Il Presidente del Consiglio dei ministri chiede che codesta Ecc.ma Corte costituzionale, previa riunione, per evidenti ragioni di connessione soggettiva ed oggettiva, del presente ricorso al ricorso n. 4/2016, voglia dichiarare costituzionalmente illegittimo, e conseguentemente annullare, per i motivi sopra rispettivamente indicati ed illustrati, l'art. 1, comma 1, della legge della Regione Basilicata 4 agosto 2016, n, 17 - nella parte in cui modifica, quoad tempus, il comma 1 dell'art. 2 della legge regionale 26 novembre 2015, n. 53 - pubblicata nel Bollettino Ufficiale della Regione Basilicata n. 30 del 4 agosto 2016, come da delibera del Consiglio dei ministri assunta nella seduta del giorno 23 settembre 2016.

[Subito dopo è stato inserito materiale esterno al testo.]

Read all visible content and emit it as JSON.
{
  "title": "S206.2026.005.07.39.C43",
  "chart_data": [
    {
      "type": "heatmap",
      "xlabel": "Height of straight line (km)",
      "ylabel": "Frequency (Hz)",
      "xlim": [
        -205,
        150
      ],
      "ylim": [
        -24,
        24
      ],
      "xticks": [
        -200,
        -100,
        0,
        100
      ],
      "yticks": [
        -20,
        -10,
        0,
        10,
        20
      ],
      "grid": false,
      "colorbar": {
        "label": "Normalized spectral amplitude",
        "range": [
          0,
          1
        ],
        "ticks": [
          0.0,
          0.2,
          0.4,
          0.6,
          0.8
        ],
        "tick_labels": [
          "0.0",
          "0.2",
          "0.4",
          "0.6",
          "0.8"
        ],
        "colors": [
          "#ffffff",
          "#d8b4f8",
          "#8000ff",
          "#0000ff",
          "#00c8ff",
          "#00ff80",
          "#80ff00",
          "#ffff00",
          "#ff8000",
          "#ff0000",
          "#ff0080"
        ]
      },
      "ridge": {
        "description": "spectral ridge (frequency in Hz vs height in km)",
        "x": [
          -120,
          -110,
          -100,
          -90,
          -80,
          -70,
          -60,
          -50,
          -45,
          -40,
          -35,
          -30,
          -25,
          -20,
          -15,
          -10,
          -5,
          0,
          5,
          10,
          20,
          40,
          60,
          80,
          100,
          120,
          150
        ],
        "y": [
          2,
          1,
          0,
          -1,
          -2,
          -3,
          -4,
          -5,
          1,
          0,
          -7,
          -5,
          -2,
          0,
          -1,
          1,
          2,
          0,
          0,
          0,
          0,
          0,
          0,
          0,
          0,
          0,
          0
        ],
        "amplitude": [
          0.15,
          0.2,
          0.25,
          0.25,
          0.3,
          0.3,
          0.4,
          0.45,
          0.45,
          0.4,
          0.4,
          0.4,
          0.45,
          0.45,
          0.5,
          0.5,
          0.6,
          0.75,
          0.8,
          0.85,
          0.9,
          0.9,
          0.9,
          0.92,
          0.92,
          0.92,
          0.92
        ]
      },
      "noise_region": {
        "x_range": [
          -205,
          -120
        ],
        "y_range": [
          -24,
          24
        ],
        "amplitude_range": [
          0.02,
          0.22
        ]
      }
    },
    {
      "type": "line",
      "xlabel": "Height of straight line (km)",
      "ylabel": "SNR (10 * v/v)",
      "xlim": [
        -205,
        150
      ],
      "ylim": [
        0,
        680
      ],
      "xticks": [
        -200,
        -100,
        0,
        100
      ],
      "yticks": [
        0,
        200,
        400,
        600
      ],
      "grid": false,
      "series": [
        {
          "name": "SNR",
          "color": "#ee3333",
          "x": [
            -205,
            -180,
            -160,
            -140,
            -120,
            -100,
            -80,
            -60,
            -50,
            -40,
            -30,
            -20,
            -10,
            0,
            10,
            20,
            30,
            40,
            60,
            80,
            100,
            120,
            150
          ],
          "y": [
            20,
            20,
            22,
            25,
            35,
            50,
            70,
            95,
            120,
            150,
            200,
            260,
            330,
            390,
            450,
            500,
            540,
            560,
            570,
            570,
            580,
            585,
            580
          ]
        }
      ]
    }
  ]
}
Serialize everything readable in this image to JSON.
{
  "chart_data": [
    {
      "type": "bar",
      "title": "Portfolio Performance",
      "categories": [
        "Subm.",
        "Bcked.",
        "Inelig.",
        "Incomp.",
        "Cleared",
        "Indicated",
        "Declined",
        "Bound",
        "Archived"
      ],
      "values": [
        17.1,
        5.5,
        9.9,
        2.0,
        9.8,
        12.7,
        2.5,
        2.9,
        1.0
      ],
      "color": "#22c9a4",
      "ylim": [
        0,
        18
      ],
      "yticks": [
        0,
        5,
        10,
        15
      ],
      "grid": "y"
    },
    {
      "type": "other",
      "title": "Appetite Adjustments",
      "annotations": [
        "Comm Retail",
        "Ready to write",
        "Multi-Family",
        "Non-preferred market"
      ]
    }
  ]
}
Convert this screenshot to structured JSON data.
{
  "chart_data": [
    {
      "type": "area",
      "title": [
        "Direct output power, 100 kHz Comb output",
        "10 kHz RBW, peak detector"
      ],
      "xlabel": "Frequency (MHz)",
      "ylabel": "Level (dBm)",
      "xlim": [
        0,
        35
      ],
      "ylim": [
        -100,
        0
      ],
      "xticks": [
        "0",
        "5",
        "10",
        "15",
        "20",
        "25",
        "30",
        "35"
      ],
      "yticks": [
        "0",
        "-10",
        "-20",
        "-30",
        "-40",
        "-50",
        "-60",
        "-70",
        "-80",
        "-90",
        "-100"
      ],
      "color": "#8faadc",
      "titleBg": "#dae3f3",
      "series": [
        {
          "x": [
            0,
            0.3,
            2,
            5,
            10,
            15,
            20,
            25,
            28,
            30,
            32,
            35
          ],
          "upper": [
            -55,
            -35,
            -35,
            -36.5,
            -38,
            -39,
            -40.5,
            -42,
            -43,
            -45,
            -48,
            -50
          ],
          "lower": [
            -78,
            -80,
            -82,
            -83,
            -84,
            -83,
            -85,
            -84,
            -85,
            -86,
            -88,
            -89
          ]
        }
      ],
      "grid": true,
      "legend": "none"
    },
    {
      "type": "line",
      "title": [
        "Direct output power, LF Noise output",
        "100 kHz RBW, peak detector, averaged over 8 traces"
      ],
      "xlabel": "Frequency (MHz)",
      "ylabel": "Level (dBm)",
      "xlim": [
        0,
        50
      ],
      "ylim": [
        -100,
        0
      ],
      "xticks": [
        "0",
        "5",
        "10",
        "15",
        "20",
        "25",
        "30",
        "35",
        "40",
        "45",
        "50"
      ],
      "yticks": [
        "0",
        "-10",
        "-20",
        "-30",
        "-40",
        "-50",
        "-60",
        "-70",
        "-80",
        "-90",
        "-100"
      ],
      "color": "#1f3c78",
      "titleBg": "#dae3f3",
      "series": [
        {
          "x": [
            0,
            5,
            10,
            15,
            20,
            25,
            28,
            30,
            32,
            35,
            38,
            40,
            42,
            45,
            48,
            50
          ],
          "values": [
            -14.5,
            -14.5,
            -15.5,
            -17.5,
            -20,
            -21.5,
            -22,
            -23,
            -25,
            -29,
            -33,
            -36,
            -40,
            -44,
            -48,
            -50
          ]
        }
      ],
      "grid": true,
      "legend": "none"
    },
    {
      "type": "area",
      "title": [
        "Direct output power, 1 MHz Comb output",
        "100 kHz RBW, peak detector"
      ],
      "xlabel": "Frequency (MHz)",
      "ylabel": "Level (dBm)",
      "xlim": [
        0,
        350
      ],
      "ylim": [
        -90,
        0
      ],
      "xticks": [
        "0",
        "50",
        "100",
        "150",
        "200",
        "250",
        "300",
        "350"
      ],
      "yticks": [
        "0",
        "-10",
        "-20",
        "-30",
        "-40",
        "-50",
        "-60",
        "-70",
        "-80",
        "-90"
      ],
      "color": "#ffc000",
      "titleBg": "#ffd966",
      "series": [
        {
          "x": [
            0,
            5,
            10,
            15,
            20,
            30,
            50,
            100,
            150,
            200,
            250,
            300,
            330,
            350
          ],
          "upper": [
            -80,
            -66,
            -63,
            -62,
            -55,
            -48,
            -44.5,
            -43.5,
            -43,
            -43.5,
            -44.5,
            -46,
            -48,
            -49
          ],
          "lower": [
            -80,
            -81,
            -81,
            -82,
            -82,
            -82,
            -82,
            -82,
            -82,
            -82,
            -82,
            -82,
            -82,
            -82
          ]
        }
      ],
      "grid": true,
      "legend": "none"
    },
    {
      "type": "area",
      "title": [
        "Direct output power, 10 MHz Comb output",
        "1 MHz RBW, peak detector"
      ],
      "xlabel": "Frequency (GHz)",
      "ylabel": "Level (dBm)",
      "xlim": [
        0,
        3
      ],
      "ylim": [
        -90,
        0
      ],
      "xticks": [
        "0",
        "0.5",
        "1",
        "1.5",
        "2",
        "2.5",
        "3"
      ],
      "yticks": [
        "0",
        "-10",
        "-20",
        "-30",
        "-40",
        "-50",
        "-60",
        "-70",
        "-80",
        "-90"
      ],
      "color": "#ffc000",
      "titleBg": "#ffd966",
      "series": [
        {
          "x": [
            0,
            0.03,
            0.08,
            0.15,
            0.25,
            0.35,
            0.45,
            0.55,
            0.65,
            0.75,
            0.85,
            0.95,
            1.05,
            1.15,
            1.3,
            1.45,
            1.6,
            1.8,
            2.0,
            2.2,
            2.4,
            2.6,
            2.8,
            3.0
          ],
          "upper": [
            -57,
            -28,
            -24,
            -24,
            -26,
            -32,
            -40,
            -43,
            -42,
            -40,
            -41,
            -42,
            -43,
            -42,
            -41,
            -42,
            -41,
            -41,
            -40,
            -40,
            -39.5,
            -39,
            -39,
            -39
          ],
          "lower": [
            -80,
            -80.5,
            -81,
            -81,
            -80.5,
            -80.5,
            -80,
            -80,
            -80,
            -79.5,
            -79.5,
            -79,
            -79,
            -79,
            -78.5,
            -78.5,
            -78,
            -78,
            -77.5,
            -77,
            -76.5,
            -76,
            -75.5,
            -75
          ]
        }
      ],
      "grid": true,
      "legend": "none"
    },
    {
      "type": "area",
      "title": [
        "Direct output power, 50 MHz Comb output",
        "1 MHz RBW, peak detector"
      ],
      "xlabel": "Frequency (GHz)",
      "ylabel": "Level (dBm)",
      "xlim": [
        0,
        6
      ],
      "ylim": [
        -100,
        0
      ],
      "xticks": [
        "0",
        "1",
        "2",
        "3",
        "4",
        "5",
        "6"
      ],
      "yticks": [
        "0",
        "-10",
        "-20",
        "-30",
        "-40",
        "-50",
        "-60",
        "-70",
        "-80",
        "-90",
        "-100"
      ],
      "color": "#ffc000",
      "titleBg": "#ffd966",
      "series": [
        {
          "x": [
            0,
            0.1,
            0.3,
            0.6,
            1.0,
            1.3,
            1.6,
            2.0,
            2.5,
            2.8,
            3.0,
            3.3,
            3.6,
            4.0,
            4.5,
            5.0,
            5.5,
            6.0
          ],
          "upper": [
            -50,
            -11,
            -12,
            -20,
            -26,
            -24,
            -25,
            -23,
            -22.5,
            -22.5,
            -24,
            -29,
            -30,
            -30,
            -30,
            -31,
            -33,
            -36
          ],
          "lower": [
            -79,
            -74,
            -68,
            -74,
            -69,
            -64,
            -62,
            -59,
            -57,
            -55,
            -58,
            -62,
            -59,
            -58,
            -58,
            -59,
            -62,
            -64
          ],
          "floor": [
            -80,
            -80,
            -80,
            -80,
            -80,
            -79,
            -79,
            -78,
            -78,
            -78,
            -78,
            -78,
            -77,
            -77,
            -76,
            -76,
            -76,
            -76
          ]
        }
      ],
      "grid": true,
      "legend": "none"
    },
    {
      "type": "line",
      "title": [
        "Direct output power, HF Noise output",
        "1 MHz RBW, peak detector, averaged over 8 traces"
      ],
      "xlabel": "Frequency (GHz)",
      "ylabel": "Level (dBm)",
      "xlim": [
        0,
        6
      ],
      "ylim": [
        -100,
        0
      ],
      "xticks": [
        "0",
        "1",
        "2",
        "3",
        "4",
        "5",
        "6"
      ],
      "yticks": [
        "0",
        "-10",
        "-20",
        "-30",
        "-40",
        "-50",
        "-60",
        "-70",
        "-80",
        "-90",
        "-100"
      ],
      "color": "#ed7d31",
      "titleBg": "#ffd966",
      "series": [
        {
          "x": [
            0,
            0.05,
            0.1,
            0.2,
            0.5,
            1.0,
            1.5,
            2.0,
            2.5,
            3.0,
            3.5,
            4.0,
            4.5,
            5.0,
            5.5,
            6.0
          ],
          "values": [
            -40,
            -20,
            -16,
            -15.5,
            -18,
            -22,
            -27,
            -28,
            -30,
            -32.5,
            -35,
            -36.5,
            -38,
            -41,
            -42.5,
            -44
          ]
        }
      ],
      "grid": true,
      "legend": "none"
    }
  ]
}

Con l'originale notificato del ricorso si depositeranno i seguenti atti e documenti:

1. attestazione relativa alla approvazione, da parte del Consiglio dei ministri nella riunione del giorno 23 settembre 2016, della determinazione di impugnare la legge della Regione Basilicata 4 agosto 2016, n. 17 pubblicata nel Bollettino Ufficiale della Regione Basilicata n. 30 del 4 agosto 2016 secondo i termini e per le motivazioni di cui alla allegata relazione del Ministro per gli affari regionali e le autonomie;

2. copia della legge regionale impugnata pubblicata nel Bollettino Ufficiale della Regione Basilicata n. 30 del 4 agosto 2016.

Con riserva di illustrare e sviluppare in prosieguo i motivi di ricorso anche alla luce delle difese avversarie.